A couple of weeks ago I was ill at home. As I had some spare time, I spent some of it reading Twitter. That was the week of few sexual scandals. One involved American comic Aziz Ansari and another one involved Woody Allen. I couldn't read too much of the comments because it was too depressing. But the general feeling I've got that audience split into two camps: the difference was only whose side each party supported.
Later I had the same type of conversation replicated in the offline setting.
Few things disturb me in what I've noticed:
As I said, there are always two camps. And discussed issue used for polarization and delaminating line of the conflict.
The discussion is mostly emotional and not rational. It's usually about expressing emotions and fears, but not understanding what happened.
The discussion is mostly about individual people and blame. The blame would be assigned to the discussed individuals, and no effort would be made to identify underlying structural real reasons for the discussed situation.
The discussion is usually about past and not the future. I've heard a lot of arguments about why some person was wrong. But I never heard ideas or what to do about the issue. What actions each one and all of us should take to solve the problem.
There are different functions that conversation perform. Informational exchange, emotional exchange, probing of what our peers think and into our "normality." What lacks nowadays is the function of knowledge seeking. Engaging in the conversation to not exchange information but to seek knowledge and to generate it.
Wouldn't it be great if we approach conversation willing to learn something new, change our opinions, find underlying reasons for issues, find underlying relationships between different notions and at the end generate some ideas how to solve the problem.
Let's go back to the Aziz-Grace story. Do we need really to blame one person in the story? Let's assume that you took an easy route and decided that the only person who made a mistake is Aziz. You can spend all your energy (which would be mostly hatred - negative type of energy) explaining why he is wrong. However, even with simple analysis, you might see that both parties had a bad experience (to a different degree of course, but this situation is not a win-lose situation, both parties were losers). A bit later, you realized, that both parties had opportunities to stop the escalation of the situation into the problem and both parties failed at that. For a conflict between individuals to happen there should be two people involved. That is a simple insight that gives some hint about how to solve the given problem. A bit later, you might realize, that this story is not about Aziz and Grace at all and that this situation happens in all type of relationships (and not exclusively romantic one). From the higher level of view, it seems to be a problem of communication between two individuals in general. Then you might think who is really guilty in this situation. Was this result of the pure failure of Aziz, or Grace, or both? But aren't they also the products of their societies and their culture.
Kahlil Gibran wrote in The Prophet:
Oftentimes have I heard you speak of one who commits a wrong as though he were not one of you, but a stranger unto you and an intruder upon your world.
But I say that even as the holy and the righteous cannot rise beyond the highest which is in each one of you,
So the wicked and the weak cannot fall lower than the lowest which is in you also.
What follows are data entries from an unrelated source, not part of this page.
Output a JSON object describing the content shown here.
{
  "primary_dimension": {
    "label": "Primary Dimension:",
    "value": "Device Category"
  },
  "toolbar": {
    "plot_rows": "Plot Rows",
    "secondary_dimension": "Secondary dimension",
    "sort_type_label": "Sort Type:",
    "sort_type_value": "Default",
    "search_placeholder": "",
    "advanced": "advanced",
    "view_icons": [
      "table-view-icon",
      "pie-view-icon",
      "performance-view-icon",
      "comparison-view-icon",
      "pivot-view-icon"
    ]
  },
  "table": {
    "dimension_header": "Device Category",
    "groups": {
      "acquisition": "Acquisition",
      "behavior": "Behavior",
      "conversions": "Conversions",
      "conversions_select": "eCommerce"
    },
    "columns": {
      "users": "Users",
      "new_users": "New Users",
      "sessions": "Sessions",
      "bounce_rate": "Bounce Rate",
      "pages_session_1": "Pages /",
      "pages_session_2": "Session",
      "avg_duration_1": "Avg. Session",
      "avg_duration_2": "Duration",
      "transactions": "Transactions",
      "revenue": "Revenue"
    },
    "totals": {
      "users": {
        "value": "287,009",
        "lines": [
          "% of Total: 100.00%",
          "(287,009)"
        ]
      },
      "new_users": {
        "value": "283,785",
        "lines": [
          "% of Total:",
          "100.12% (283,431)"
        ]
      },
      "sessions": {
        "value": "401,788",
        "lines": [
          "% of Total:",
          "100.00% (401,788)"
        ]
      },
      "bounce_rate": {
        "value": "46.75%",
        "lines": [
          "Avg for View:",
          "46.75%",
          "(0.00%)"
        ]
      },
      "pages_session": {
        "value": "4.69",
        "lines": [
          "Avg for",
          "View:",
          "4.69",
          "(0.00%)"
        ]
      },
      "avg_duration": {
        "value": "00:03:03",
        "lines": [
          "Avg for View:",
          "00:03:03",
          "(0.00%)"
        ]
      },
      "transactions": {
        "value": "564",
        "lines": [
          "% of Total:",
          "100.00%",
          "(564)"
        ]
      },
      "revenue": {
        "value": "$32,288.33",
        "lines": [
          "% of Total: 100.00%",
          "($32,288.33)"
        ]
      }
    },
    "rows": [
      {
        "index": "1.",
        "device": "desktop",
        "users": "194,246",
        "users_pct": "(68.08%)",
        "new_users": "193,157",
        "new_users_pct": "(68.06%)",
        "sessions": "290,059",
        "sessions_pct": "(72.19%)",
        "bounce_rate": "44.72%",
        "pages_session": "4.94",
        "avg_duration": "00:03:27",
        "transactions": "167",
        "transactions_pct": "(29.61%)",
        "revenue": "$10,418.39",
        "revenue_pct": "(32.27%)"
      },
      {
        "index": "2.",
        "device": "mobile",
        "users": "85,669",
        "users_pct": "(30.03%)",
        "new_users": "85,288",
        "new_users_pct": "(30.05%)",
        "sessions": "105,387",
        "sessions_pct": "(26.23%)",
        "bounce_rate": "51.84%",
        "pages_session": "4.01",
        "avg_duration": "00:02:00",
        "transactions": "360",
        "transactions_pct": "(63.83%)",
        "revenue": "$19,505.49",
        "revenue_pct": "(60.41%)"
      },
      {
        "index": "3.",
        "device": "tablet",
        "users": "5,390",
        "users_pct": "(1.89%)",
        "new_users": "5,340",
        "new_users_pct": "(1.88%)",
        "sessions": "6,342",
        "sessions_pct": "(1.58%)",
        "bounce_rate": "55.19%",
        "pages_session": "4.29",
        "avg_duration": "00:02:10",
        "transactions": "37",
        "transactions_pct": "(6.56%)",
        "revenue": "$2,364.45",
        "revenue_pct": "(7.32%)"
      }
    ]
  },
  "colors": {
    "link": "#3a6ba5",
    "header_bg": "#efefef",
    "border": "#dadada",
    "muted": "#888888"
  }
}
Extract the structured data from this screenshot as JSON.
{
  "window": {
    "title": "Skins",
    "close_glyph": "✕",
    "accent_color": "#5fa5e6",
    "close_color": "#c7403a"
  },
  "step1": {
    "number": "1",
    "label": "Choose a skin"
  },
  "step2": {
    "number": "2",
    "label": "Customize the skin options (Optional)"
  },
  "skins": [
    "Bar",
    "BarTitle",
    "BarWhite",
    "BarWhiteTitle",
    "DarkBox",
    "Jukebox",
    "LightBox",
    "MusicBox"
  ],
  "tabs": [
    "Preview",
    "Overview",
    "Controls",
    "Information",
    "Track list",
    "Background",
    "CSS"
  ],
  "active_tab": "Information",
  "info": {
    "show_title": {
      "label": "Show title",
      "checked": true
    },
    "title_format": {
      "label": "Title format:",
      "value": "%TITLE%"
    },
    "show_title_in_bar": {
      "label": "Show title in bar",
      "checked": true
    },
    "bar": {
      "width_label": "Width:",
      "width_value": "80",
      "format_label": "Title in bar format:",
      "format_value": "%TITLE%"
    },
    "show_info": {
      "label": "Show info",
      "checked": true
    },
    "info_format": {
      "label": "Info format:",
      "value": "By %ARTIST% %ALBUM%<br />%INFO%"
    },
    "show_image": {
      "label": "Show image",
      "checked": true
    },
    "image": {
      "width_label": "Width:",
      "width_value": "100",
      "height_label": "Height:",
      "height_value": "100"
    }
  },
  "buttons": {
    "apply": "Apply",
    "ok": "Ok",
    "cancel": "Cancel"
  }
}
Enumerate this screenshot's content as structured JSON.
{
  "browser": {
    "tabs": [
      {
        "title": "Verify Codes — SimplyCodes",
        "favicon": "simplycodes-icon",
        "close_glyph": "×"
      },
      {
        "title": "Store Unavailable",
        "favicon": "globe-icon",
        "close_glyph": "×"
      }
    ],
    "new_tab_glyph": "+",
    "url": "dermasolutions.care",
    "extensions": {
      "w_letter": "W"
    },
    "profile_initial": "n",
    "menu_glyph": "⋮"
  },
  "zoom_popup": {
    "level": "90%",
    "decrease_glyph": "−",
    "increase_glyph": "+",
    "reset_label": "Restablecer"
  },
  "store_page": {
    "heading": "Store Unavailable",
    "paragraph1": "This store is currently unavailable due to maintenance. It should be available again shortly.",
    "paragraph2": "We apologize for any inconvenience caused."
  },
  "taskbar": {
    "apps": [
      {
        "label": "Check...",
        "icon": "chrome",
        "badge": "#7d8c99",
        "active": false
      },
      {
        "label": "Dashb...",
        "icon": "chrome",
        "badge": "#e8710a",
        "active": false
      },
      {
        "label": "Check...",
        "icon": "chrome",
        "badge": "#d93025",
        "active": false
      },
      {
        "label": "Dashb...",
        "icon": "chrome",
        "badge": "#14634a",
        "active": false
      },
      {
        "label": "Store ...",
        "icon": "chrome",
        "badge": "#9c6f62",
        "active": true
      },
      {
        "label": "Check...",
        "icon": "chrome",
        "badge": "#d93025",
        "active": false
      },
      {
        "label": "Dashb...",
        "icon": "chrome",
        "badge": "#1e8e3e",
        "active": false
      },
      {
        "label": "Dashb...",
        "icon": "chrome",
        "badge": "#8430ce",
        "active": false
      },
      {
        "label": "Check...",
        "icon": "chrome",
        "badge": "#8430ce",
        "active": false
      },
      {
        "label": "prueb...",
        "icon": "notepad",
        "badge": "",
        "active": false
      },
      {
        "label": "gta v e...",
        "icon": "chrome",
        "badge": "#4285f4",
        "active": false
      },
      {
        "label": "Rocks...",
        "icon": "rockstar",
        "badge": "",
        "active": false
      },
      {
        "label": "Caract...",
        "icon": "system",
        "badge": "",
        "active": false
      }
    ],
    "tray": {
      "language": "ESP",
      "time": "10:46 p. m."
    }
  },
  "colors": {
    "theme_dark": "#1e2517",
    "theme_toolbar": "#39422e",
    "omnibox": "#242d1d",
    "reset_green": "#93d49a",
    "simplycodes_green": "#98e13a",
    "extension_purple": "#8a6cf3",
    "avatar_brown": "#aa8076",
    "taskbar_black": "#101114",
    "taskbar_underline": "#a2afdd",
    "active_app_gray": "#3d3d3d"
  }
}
And as a single leaf turns not yellow but with the silent knowledge of the whole tree,
So the wrong-doer cannot do wrong without the hidden will of you all.
And most importantly you might start thinking how to solve this problem for the majority of people. You want to maximize impact.If you did recognize, that both parties are losers here, if you did recognize, that both suffered, if you did recognize that this failure was also systematic and cultural failure more than an individual one.
Then you might come up with a list of ideas/directions to work on:
how about teaching kids of both sexes to communicate their boundaries better (and maybe even adults).
how about teaching some skills of emotional intelligence, like body language.
how about improving how we teach sexual education.
how about making pop culture Hollywood movies on such topics, showing what is appropriate and what is not. Why do we have so many movies focusing on having sex on the first date, but no movies that show us how to communicate "no".
And when you realize, that the problem is systematic and that you are part of the problem you become more empathetic. And empathy is positive energy. The same goes for the producing list of ideas. You've created something new here. Congratulation, you switched from the negative hatred to productive and positive creation.
I worked at the company called Runnable for almost three years. Sometimes we had some significant incidents with our software when our customers wouldn't be able to use our service. In this case, we had following procedures in place. First, fix immediate problem and unblock customers. Only after that call a post-mortem meeting where you try to analyze what happened on a broader level. That meeting was never about whose personal mistake caused the outage. We had blame-free culture, where we did recognize that outage is never the fault of one individual. Someone might indeed push the wrong code. But that code was also reviewed by some else, and tested by tests (that were also reviewed) and several people. So in some sense, the fault was usually in the process we had. And we tried to identify as a team what went wrong and came up with several action items that we could fix immediately.
I wish, we used similar procedures discussing our larger societal problems. Acknowledge the problem, identify several root causes, create action items to fix them.